A festa da Exaltação da Santa Cruz nos faz olhar, não apenas para o objeto da cruz, mas para Aquele que nela foi pregado e nela morreu: Jesus Cristo, nosso Salvador. Ele valorizou o símbolo da cruz e lhe deu um significado novo. Antes, ela indicava castigo e condenação a uma morte cruel e vergonhosa. Depois que o Filho de Deus humanado foi condenado à morte de cruz e nela entregou sua vida pela humanidade, ela se tornou símbolo para a vida inocente aviltada pelas maldades humanas, mas entregue por amor aos outros. A cruz é símbolo da redenção diante do mal, da vida que vence a morte. Em tudo isso, temos luzes preciosas para o discernimento sobre as cruzes da humanidade atual, carregada da cruz da pandemia e de tantas outras pesadas cruzes.

Jesus Cristo carregou sobre a cruz os nossos pecados e maldades. Ele amou e perdoou até o fim. Ele não fugiu da cruz da humanidade, mas assumiu-a e bebeu o cálice da dor até o fim, em seu amor solidário pela humanidade. Precisava ser assim? Foi obrigado a fazê-lo? Não, certamente! É a “loucura da cruz”, como já se dizia no tempo de São Paulo, só compreensível à luz da “loucura do amor” de Deus pela humanidade. É o mistério da cruz, que supera e vence o mistério da iniquidade.

Aos pés da cruz, de pé, estava sua mãe, junto com algumas poucas pessoas, que permaneceram firmes com Jesus até o fim, mesmo com o coração apertado e atravessado pela espada de dor.

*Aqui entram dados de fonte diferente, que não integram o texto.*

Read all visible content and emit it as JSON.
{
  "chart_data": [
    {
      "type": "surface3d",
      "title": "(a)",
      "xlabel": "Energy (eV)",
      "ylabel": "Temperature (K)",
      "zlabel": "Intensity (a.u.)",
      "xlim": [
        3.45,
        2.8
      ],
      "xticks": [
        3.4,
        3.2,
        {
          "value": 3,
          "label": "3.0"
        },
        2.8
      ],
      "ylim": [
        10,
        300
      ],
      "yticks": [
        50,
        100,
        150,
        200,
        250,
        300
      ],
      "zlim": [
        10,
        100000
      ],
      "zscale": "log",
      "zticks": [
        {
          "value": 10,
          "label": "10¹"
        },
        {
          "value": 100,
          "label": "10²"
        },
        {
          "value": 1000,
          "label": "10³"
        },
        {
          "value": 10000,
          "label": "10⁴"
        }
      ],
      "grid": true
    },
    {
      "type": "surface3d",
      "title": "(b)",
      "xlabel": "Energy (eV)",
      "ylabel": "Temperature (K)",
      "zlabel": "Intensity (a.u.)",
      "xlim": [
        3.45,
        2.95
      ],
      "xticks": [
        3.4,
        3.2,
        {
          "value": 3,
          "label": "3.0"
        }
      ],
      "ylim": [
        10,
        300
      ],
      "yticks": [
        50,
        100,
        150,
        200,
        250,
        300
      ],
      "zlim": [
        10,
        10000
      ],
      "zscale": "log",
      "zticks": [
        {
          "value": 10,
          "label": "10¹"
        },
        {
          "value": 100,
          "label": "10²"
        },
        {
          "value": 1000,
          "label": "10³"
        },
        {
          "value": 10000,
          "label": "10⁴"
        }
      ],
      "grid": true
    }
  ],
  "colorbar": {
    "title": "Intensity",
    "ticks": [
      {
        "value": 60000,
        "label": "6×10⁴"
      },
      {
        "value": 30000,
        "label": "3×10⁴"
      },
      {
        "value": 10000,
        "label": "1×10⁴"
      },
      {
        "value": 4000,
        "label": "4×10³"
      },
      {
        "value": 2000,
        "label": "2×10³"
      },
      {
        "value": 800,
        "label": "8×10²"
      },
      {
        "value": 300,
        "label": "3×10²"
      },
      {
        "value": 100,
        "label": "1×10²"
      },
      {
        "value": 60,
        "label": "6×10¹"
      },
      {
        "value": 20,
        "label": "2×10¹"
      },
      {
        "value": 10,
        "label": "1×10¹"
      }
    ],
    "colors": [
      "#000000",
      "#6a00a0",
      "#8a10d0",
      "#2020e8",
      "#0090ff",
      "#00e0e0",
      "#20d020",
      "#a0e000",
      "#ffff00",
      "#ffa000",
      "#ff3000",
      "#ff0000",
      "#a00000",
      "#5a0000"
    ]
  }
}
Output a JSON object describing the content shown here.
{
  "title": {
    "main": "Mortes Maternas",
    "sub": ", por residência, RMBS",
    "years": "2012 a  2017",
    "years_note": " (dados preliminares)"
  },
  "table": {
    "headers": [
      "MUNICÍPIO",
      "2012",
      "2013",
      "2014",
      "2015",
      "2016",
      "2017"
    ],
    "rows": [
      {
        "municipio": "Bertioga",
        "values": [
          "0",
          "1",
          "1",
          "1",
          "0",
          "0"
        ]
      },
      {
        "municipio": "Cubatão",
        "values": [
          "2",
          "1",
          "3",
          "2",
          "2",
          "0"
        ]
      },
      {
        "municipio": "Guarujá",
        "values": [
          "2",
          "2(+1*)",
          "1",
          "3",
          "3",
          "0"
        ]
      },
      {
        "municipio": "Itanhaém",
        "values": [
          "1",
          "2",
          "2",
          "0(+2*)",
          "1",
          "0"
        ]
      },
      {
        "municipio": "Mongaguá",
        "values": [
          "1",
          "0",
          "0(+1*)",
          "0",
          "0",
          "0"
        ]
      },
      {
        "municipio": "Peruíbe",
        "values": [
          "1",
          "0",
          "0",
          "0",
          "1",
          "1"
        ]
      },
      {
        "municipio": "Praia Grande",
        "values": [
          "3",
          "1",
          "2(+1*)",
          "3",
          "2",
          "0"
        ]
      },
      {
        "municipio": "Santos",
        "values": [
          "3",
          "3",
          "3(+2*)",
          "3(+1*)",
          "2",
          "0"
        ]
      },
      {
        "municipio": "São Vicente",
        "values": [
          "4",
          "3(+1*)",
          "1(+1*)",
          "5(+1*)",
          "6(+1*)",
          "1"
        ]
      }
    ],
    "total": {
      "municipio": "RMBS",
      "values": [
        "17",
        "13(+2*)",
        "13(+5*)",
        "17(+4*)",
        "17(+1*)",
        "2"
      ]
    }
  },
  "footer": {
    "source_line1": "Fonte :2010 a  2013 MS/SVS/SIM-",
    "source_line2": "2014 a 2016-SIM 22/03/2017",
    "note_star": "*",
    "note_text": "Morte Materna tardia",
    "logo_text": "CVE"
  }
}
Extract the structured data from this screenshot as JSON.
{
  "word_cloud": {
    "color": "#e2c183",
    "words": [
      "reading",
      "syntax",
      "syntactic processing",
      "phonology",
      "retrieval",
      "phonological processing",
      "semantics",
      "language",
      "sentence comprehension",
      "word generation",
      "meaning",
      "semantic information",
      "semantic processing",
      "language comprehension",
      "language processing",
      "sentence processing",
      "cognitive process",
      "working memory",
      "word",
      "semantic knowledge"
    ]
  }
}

Sofriam com Jesus, não tiveram vergonha de permanecer com Jesus, rejeitado, injuriado, condenado como malfeitor e como a vergonha da humanidade. Impotentes diante do drama, permaneceram junto da cruz de Jesus, solidários com Ele, sofrendo com Ele. Nossa Senhora das Dores é a imagem e o exemplo do que devemos fazer e de como devemos reagir diante de situações extremas vividas por nossos semelhantes, padecendo com eles, não os abandonando à sua solidão desoladora. Muitas vezes, é o que podemos fazer para ajudar os outros a carregar a sua cruz.